The Liberian government – with pressure from civil society groups – contracted Kroll Associates, a leading investigative and risk-management firm who was hired to track down Saddam Hussein’s assets following the Iraq War.
The much-anticipated report, released by the US embassy, was looking into the alleged disappearance of $100m (£75m) worth of newly-printed Liberian banknotes last year.
What did the report find?
The report did not find any proof that an actual container full of banknotes had vanished, as had been widely alleged.
But the country’s Central Bank, which had received new banknotes in a total of 20 shipments, was not able to properly account for the money.
The bank was also unable to explain and present proper documentation on how the money was infused into the Liberian economy, the report found.

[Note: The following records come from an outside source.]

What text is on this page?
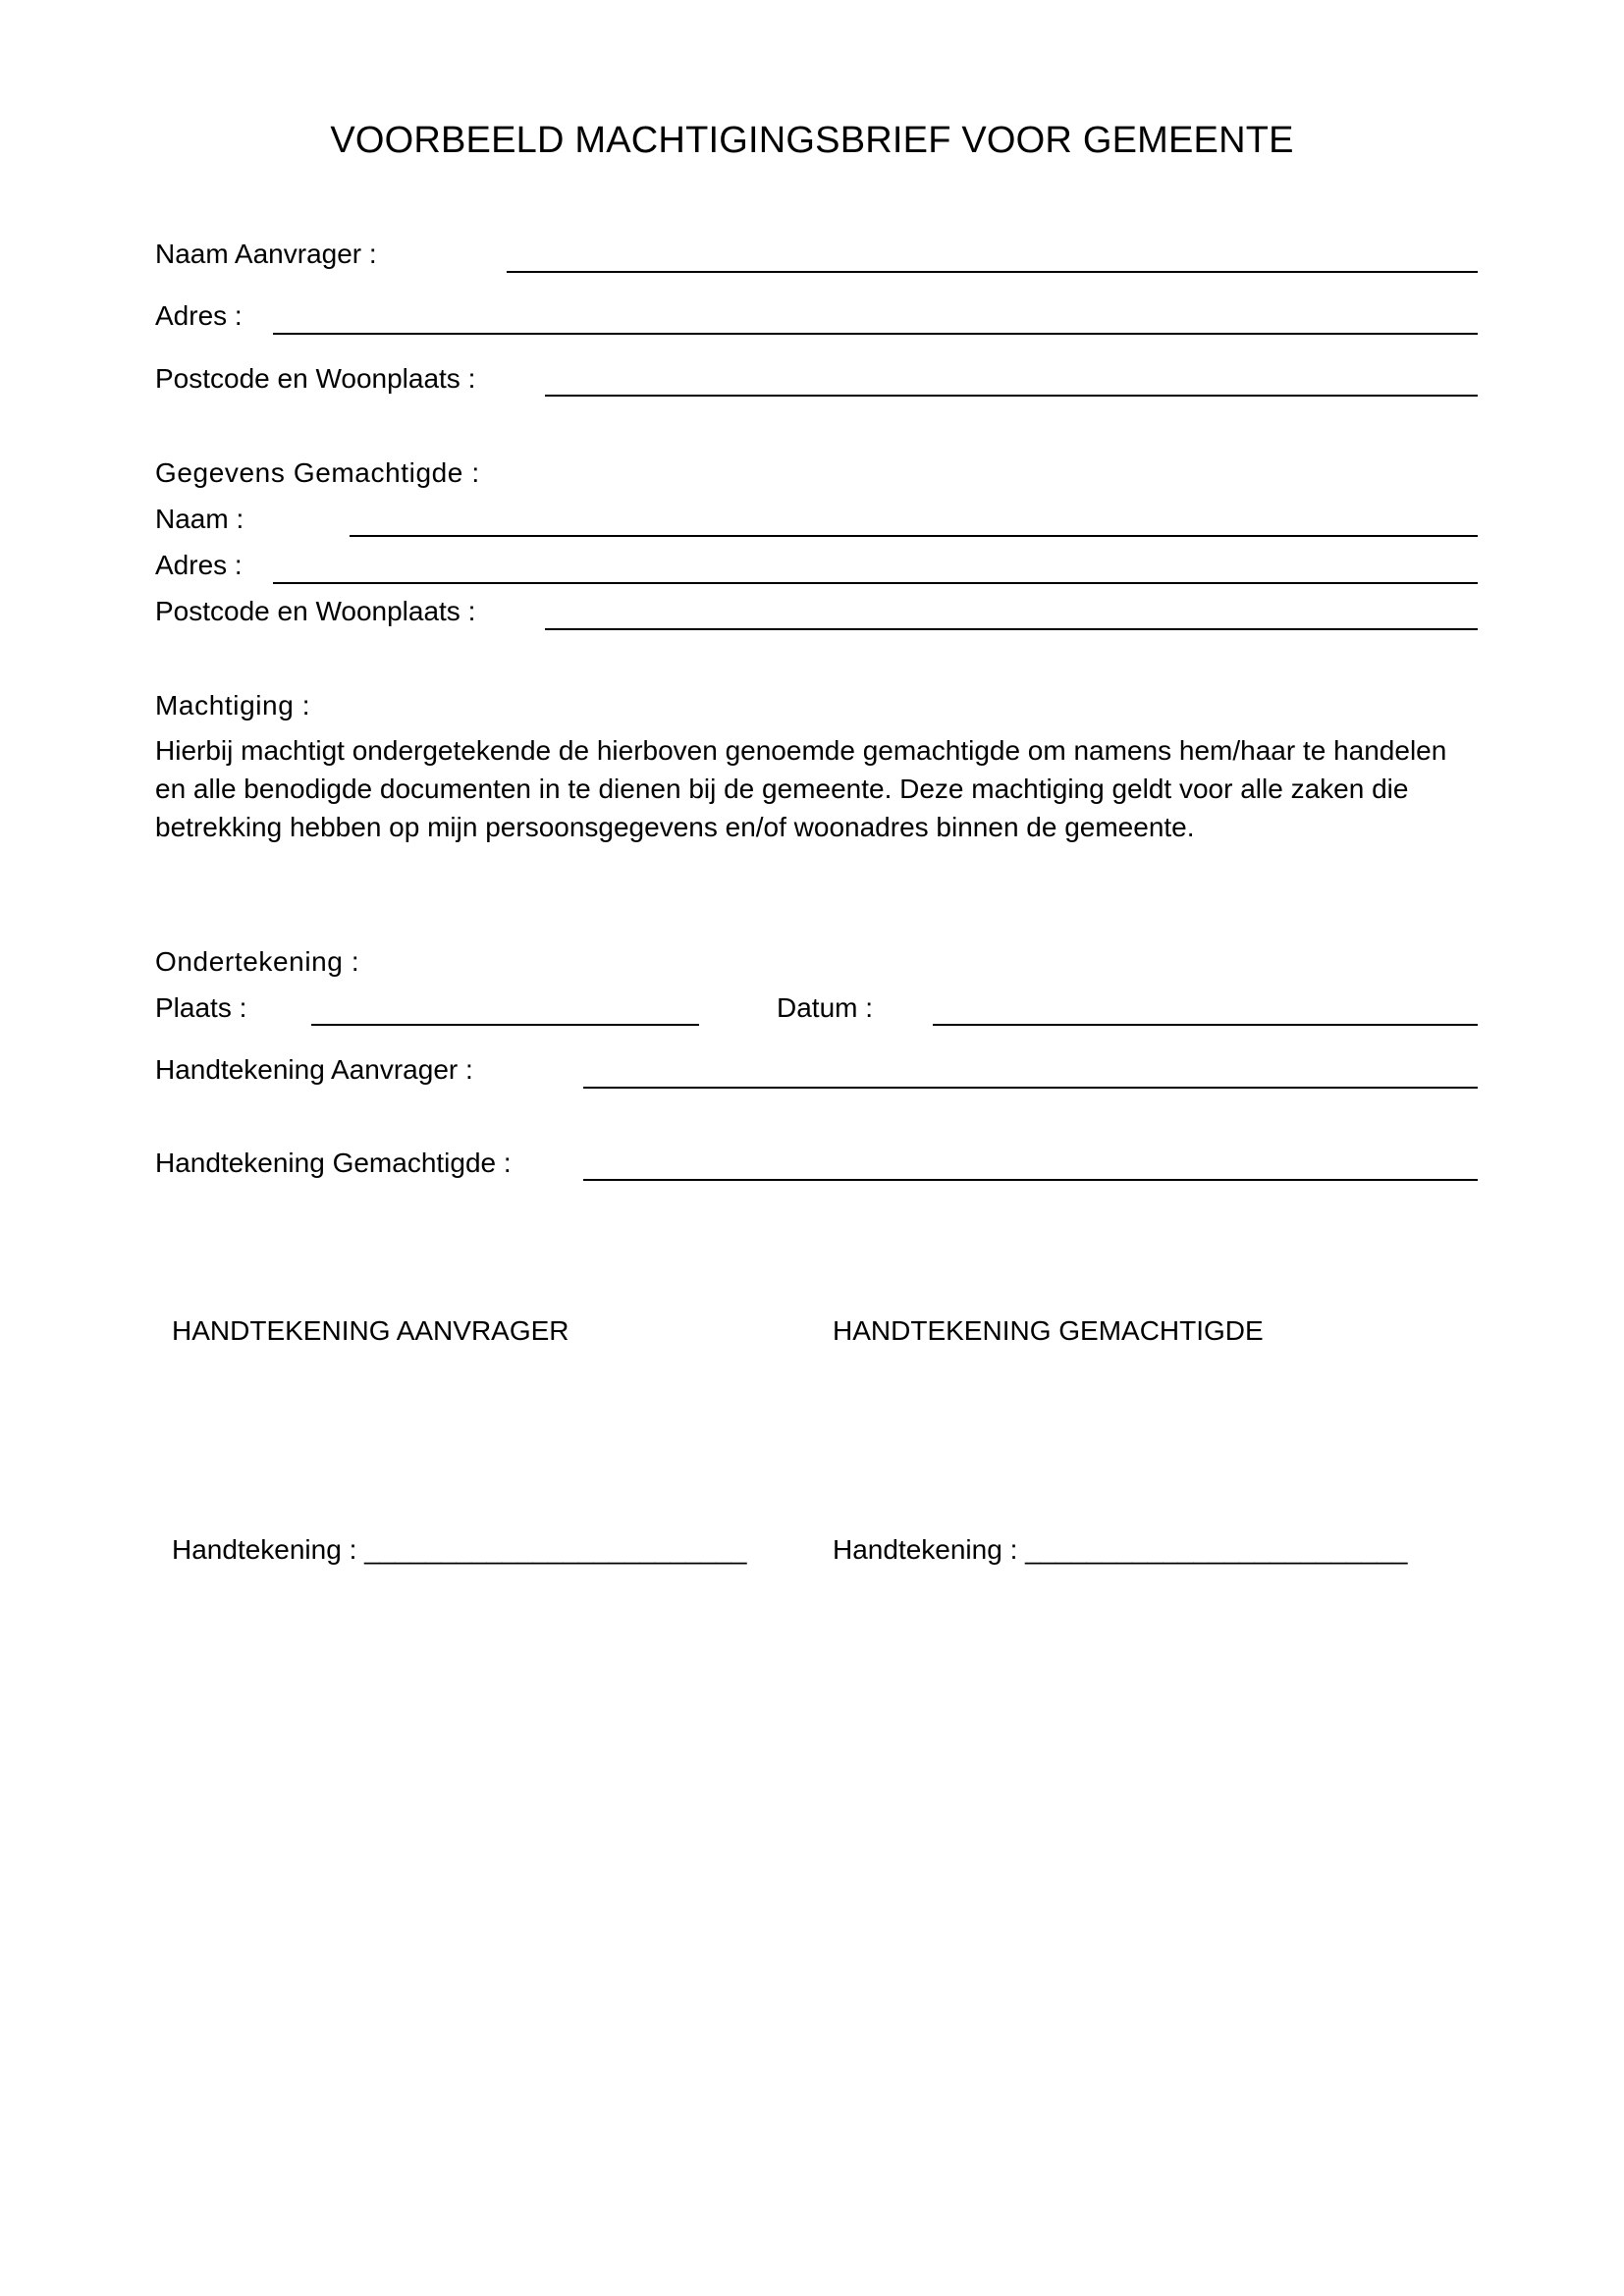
VOORBEELD MACHTIGINGSBRIEF VOOR GEMEENTE
Naam Aanvrager :
Adres :
Postcode en Woonplaats :
Gegevens Gemachtigde :
Naam :
Adres :
Postcode en Woonplaats :
Machtiging :
Hierbij machtigt ondergetekende de hierboven genoemde gemachtigde om namens hem/haar te handelen
en alle benodigde documenten in te dienen bij de gemeente. Deze machtiging geldt voor alle zaken die
betrekking hebben op mijn persoonsgegevens en/of woonadres binnen de gemeente.
Ondertekening :
Plaats :	Datum :
Handtekening Aanvrager :
Handtekening Gemachtigde :
HANDTEKENING AANVRAGER	HANDTEKENING GEMACHTIGDE
Handtekening : _________________________	Handtekening : _________________________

Critics of the George Weah government have been accusing his administration of having a hand in the poor handling of the consignment of banknotes – an allegation the administration has denied.
The report points to widespread inconsistencies, lack of proper documentations and explanation and “gross disrespect for money-ordering policy”.
How much money was ordered?
According to Kroll, the House of Representatives passed a resolution for the order of 5bn Liberian dollars to remove and replace old banknotes on the market.
The Central Bank requested additional 10bn Liberian dollars but the request was denied by the Senate. The bank went ahead anyway and engaged a company to print the additional banknotes.
“CBL (Central Bank of Liberia) management subsequently explained to Kroll that due to the urgency for new banknotes, the CBL did not follow its own internal tendering policies for the procurement of Crane AB,” the report says.
Kroll explains in the 67-page report that, despite repeated requests, the bank did not provide any explanation as to who approved the injection of new banknotes into the Liberian economy without first removing the equivalent quantity from circulation.
What has the response been?
The US embassy says the report indentifies “systemic and procedural weakness” at the Central Bank and suspects shortcomings in the country’s fiscal and monetary management processes continue to this day.
The result of an investigation launched by the Liberian government itself in September 2018 into the matter was submitted to the office of the president on 7 January, but is yet to be published.